Je souhaiterois avoir plus parfaicte intelligence des choses,
mais je ne la veux pas achepter si cher qu'elle couste. Mon dessein
est de passer doucement, et non laborieusement ce qui me reste de
vie. Il n'est rien pourquoy je me vueille rompre la teste :
non pas pour la science, de quelque grand prix qu'elle soit. Je ne
cherche aux livres qu'à my donner du plaisir par un honneste
amusement : ou si j'estudie, je n'y cherche que la science,
qui traicte de la connoissance de moy-mesmes, et qui m'instruise à
bien mourir et à bien vivre.
Has meus ad metas sudet oportet
equus
.
Les difficultez, si j'en rencontre en lisant, je n'en ronge pas
mes ongles : je les laisse là, apres leur avoir faict une
charge ou deux.
Si je m'y plantois, je m'y perdrois, et le temps : car j'ay
un esprit primsautier : Ce que je ne voy de la premiere
charge, je le voy moins en m'y obstinant.
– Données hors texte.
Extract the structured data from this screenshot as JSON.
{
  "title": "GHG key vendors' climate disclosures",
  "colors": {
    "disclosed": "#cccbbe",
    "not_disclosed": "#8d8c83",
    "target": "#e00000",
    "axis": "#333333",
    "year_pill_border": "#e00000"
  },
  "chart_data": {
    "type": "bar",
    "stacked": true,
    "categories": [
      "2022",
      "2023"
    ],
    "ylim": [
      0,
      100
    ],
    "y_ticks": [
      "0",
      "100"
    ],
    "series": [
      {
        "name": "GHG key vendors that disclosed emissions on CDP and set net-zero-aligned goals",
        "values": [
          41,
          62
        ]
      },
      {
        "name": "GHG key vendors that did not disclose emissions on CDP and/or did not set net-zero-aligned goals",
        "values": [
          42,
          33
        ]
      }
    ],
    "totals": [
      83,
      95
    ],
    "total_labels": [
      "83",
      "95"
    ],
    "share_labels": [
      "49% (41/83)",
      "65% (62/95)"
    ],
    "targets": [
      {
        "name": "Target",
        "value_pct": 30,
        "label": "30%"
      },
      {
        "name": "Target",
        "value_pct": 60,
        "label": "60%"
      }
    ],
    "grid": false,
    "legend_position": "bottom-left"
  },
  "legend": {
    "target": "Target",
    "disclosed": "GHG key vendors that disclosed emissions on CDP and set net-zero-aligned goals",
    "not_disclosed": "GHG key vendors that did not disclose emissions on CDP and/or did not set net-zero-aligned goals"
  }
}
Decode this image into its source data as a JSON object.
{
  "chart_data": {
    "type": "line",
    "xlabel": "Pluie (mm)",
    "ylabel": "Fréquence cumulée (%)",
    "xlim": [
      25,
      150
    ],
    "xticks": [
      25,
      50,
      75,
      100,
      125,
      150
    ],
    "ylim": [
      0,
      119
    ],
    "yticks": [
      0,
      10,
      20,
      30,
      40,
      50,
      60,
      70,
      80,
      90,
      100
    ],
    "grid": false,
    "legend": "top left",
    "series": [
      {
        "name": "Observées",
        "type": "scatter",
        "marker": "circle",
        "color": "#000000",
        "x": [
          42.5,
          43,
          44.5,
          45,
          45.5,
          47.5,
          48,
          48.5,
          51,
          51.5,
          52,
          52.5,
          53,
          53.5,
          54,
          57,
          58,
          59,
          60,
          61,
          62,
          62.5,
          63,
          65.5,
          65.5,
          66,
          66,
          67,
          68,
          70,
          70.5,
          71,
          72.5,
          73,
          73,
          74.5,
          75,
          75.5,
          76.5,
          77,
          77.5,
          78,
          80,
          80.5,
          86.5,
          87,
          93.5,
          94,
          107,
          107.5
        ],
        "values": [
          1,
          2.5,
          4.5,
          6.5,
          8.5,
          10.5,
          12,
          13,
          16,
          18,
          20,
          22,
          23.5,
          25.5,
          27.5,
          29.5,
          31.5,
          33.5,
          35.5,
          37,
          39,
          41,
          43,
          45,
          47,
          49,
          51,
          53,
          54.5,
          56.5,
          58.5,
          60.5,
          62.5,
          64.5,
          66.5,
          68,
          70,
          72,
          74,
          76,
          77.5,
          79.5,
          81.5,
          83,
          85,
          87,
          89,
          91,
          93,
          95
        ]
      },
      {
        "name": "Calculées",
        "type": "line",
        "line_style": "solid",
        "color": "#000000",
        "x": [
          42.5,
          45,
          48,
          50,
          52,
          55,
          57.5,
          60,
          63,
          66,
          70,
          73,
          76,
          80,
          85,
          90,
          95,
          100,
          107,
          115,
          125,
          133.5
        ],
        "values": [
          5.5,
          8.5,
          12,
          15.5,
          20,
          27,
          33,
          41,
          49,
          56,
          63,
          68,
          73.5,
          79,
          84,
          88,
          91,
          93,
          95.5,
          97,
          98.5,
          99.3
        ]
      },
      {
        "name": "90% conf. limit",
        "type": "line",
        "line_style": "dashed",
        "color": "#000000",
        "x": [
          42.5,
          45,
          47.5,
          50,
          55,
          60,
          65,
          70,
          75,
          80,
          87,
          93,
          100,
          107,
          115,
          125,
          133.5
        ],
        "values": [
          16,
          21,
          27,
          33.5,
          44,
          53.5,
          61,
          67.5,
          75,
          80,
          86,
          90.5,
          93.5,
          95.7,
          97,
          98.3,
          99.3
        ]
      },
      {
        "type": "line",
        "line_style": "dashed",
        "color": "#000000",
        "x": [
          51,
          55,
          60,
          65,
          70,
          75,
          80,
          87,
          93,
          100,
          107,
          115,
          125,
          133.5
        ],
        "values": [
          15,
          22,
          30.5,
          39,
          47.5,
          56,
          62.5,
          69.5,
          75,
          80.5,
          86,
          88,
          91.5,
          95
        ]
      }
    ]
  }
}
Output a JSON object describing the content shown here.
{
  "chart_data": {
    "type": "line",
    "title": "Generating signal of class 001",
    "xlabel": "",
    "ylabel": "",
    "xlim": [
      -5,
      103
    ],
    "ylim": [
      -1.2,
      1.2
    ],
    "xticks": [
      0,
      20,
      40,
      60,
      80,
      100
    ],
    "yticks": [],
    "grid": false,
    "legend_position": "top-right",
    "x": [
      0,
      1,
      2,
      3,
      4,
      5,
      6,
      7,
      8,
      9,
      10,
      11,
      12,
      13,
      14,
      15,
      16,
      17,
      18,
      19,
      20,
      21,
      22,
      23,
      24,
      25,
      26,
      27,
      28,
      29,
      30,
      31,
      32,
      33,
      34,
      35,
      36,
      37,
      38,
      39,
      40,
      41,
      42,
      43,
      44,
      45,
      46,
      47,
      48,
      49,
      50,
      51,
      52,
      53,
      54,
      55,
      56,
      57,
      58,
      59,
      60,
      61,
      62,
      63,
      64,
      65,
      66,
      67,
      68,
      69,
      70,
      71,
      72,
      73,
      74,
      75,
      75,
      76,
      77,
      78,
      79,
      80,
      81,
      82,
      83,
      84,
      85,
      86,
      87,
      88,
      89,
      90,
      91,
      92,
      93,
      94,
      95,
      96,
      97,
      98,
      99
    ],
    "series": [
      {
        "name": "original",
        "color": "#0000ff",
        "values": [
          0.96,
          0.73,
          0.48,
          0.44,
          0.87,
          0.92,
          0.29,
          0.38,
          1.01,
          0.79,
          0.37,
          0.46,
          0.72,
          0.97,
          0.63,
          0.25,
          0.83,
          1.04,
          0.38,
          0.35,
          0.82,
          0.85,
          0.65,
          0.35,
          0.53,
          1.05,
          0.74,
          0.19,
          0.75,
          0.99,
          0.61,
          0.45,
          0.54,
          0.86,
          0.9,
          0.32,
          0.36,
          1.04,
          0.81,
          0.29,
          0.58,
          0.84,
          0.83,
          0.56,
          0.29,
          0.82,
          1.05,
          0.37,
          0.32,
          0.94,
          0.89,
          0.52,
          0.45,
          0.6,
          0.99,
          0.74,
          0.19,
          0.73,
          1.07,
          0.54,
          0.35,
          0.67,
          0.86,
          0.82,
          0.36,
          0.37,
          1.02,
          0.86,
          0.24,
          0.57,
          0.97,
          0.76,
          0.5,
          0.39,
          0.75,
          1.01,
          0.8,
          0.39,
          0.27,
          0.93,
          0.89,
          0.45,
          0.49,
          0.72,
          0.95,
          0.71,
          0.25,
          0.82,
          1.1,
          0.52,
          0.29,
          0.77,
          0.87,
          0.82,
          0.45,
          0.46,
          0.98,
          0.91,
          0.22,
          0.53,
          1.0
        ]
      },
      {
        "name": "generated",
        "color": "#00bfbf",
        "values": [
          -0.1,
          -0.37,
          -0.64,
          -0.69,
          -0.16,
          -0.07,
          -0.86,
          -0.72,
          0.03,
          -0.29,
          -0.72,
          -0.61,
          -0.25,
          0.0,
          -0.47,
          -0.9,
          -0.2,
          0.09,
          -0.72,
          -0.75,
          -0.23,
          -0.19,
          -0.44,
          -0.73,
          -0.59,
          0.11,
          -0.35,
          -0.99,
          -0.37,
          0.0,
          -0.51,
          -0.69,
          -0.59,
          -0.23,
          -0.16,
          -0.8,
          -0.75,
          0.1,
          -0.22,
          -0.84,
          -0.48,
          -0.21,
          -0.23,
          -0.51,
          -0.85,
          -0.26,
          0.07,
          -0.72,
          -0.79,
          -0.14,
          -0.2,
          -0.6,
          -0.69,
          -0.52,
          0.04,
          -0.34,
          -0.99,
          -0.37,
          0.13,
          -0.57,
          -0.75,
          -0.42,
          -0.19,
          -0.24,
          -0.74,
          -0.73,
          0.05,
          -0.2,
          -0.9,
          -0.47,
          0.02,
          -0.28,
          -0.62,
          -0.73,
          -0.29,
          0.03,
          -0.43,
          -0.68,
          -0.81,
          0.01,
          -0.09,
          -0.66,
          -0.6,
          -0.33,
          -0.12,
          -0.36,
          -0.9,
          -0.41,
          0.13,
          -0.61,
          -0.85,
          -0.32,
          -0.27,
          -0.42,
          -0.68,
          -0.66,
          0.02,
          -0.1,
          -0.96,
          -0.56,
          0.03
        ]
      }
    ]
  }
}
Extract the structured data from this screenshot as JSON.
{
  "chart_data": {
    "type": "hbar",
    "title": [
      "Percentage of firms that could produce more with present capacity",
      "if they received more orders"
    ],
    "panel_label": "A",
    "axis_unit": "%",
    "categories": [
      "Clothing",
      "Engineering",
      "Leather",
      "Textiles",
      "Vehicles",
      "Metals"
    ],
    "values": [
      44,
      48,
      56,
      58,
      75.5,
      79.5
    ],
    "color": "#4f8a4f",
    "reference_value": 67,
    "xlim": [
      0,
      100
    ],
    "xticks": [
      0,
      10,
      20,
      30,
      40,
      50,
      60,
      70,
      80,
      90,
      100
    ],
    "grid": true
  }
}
Je ne fay rien sans
gayeté : et la continuation et contention trop ferme esblouït
mon jugement, l'attriste, et le lasse. Ma veuë s'y confond, et s'y
dissipe. Il faut que je la retire, et que je l'y remette à
secousses : Tout ainsi que pour juger du lustre de
l'escarlatte, on nous ordonne de passer les yeux pardessus, en la
parcourant à diverses veuës, soudaines reprinses et reiterées.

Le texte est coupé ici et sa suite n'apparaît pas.